July 13, 2018
Destination: Baxter Peak, Mt. Katahdin - AT Northern Terminus Today's Miles: 5.20
Start Location: The Birches Campsite Trip Miles: 2190.90
It was chilly when I woke at around 4:45am. I got up and ate my lemon pie and cinnamon roll.
I know, I know.... I packed up camp and got ready to make the last push, the last summit. Ozzie was already gone. Homebound left a little before me, and Frank was still in his tent when I left. I headed to the Ranger station to return the day pack I would not need and to sign the log book, which I had forgotten to do the day before. I stopped at the sign indicating the direction of the AT to Baxter Peak, the top of Mt. Katahdin and the northern terminus of the Appalachian Trail. I took a breath. This was it. Now it was time to bring it home.
The portion of the AT that goes up to Baxter Peak is called the Hunt Trail within the park. It started off quite easy and increased in difficulty until I was bouldering my way along steep slopes and over large rocks, sometimes with a few pieces of rebar in them to use as handholds, or footholds. It was the kind of thing that is outside of my comfort zone, but that other climbs (Palmerton, the Whites, Mahoosic) had prepared me for. The weather was beautiful and there was virtually no wind, which was comforting once I was above treeline. I moved slowly and deliberately, finally climbing, hoisting and shimmying my way up to the Tableland, a plateau just before the final ascent to Baxter Peak. From there it was easy. The views were stunning! The climb leading up to the Tableland and then the views from the plateau were truly breathtaking. This was it - the last mountain to climb! I had one more push to make.
As I walked across the Tableland, I felt relieved to have made it with my pack. It was as light as it could be at this moment in my life, at this point in time, and I carried it over the mountain. I felt good about that. Frank had been right. I heard footsteps behind me and saw what looked to be another NOBO fast approaching. It turned out to be a NOBO named Mainer who finished up last month. He was just out hiking for the day. He said he would see me at the top, offered me a ride to Millinocket afterwards, and flew past towards the summit. The trail really does provide!

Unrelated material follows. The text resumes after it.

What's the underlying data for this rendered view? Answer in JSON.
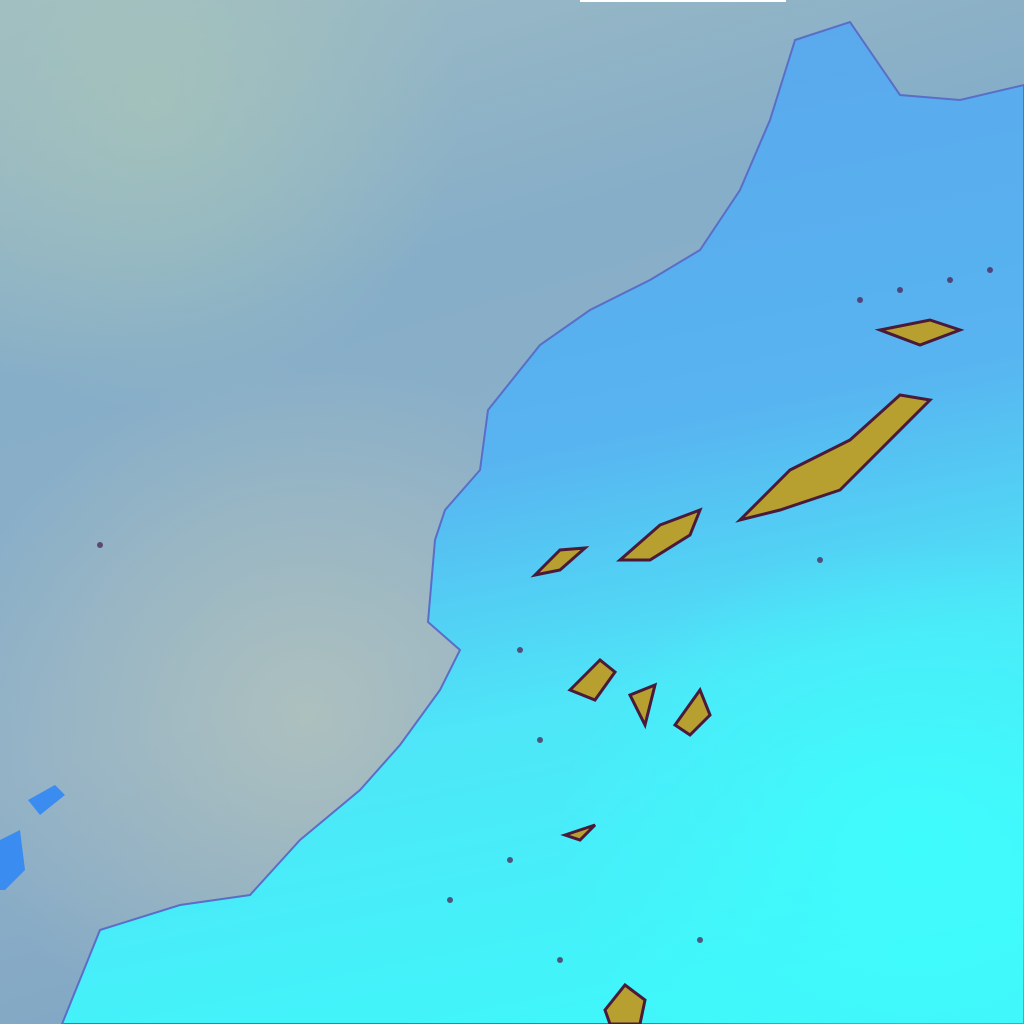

I made the last push, and as I reached the summit, Baxter Peak, that iconic wooden sign came into view. I could see Homebound up there, and then Mainer, and I stepped faster, one step at a time, and then I was there. I ran over and kissed the sign. And that was that. 138 days and 2190.9 AT miles later, plus countless more miles from side trails and getting lost, somehow through the kindness and support of others, strangers and loved ones alike, the trail had gotten me here. And what was I to do now? I had finished the trail, but not the journey. This did not come as a surprise. The journey never ends if we keep it alive. I sat up at the summit and thought about this and talked with the guys for a bit. When it was time, I made my way slowly down the mountain, grateful to feel alive.